Todd Akin’s rather singular theology

Rejected what’s in middle-school biology

And treated basic research with defiance.

His House committee dealt, of course, with science.

He ran for a Missouri Senate seat

Whose holder looked quite easy to defeat.

But then he said, with customary piety,

That rape, of the “legitimate” variety,

Will rarely make one pregnant, since the shock

Will put the reproductive works on lock.

(This proves at least he isn’t thinking maybe

A kindly stork is what will bring a baby.)

Republicans, appalled, said “Todd, skiddoo!”

Though language in a bill that they’d pushed through

The House was close to his.
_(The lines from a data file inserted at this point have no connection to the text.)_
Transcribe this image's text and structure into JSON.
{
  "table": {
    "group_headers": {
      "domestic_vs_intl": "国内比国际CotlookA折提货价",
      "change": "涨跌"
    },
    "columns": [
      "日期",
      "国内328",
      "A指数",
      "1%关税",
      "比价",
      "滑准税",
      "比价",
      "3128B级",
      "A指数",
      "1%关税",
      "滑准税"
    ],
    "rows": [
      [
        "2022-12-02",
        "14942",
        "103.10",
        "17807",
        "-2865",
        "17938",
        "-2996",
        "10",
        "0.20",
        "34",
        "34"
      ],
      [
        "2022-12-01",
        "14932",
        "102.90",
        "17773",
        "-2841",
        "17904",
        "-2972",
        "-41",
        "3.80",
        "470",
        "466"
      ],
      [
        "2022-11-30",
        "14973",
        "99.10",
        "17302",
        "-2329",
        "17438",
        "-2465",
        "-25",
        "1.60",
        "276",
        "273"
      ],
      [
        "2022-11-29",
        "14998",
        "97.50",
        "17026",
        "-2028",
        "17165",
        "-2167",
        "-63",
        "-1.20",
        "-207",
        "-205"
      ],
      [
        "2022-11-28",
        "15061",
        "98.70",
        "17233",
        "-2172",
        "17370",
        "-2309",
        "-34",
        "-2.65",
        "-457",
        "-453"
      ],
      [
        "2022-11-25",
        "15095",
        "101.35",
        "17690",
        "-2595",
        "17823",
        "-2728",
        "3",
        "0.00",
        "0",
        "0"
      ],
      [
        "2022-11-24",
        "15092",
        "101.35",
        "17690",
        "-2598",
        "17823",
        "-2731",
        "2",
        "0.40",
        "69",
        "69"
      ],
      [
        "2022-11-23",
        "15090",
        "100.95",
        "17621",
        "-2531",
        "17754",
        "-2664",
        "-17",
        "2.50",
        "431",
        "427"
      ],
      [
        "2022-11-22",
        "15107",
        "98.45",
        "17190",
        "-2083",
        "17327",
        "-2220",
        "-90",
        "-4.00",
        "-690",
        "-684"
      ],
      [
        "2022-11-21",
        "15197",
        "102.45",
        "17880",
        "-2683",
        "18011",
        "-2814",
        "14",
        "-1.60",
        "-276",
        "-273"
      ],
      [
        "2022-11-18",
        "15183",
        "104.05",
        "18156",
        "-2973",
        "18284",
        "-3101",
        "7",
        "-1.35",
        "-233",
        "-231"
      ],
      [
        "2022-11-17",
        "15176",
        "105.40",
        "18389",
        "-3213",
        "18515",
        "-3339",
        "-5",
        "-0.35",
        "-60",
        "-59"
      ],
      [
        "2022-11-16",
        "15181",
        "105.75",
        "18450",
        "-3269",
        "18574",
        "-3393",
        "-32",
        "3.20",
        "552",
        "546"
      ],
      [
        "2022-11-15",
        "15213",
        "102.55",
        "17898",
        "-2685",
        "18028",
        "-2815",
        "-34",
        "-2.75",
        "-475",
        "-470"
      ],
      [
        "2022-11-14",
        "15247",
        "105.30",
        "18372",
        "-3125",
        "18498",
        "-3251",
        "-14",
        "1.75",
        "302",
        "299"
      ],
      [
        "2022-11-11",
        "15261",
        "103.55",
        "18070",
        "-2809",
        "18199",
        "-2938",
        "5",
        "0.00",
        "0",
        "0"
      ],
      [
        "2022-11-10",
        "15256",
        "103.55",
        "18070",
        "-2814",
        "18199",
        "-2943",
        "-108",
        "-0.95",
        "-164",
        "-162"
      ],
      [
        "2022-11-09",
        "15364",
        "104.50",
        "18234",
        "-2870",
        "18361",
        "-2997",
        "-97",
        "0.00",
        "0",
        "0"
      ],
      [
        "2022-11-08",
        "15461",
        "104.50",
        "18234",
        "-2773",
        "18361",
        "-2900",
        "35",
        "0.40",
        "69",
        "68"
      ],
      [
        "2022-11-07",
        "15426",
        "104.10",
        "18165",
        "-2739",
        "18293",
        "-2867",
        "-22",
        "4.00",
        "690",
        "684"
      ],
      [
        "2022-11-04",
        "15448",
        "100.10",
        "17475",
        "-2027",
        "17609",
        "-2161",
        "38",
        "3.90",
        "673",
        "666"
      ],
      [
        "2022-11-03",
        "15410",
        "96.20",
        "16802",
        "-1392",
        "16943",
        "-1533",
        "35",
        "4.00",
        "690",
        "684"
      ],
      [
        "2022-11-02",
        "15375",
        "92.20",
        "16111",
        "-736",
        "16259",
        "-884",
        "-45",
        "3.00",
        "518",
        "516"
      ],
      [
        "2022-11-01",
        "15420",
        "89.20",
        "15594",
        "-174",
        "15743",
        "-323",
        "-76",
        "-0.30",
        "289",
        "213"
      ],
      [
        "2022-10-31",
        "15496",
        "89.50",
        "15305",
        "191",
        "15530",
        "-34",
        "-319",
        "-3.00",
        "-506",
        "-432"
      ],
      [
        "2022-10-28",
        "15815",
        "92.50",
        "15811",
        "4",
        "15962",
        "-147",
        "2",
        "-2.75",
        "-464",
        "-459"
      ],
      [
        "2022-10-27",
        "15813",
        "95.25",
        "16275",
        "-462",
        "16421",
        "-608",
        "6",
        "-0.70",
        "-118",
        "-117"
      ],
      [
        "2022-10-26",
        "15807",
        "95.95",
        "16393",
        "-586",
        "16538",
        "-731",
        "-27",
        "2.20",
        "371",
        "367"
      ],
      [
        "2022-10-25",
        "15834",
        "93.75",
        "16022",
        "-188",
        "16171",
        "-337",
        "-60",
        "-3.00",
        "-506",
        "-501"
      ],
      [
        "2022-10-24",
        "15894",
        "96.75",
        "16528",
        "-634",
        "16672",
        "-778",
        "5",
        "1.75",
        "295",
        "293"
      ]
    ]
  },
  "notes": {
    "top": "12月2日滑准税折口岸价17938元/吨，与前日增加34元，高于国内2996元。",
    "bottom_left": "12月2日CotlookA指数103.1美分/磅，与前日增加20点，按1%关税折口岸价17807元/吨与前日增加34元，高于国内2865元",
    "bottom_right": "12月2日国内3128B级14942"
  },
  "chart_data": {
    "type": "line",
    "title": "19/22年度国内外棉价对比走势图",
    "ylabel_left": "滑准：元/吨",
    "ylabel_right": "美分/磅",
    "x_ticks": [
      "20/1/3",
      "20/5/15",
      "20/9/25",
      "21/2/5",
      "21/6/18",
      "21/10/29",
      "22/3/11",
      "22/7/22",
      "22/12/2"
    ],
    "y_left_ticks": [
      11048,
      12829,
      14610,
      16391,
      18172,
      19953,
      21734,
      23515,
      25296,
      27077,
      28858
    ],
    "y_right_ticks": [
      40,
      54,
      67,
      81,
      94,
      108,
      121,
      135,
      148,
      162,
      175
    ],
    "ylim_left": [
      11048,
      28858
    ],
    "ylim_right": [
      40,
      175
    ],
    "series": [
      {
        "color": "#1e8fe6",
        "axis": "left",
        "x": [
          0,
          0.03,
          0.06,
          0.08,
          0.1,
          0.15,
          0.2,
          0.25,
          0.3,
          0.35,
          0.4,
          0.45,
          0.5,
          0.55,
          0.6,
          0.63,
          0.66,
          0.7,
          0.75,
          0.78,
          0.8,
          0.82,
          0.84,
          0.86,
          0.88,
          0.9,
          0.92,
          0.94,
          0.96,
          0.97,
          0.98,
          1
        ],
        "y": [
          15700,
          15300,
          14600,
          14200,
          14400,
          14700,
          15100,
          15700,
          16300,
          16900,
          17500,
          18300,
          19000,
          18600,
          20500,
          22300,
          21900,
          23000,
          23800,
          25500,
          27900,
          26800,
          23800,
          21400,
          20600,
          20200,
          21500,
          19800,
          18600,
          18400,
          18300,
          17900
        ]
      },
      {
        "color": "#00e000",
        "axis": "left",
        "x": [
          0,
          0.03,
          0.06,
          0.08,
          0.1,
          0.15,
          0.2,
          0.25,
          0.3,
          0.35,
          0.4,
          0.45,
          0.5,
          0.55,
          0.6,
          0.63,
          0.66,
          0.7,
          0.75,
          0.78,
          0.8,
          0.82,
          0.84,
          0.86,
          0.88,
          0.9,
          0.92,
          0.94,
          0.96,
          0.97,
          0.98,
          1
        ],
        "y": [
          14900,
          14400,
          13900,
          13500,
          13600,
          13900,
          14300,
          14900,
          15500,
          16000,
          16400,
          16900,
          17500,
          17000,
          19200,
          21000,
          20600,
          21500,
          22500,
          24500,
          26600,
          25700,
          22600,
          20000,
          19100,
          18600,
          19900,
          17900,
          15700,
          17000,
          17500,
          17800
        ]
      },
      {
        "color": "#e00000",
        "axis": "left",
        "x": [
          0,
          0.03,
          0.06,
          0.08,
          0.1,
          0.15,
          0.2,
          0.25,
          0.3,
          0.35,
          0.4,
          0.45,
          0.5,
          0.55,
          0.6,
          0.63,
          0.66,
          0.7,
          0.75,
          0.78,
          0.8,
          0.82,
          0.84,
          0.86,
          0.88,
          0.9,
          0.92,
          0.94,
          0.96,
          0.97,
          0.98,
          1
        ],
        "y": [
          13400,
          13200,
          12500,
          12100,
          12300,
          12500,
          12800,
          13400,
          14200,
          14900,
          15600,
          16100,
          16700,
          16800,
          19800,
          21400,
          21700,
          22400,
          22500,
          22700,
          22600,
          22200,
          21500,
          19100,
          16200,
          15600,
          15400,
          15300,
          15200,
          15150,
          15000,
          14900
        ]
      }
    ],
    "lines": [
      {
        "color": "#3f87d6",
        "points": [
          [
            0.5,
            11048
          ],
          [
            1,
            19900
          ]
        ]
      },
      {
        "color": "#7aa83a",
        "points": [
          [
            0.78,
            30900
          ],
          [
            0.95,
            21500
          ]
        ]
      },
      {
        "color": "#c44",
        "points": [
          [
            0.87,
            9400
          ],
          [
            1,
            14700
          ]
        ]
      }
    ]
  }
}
Plus their right flank

Had in the party platform placed a plank

Against abortion, and the way they framed

The language, there were no exceptions named.

Paul Ryan was a sponsor of that bill—

Which meant that Akin’s ignorance would spill

Into the presidential race for sure.

Republicans were braced now to endure

A charge they’d heard a million times before:

On women they were surely waging war.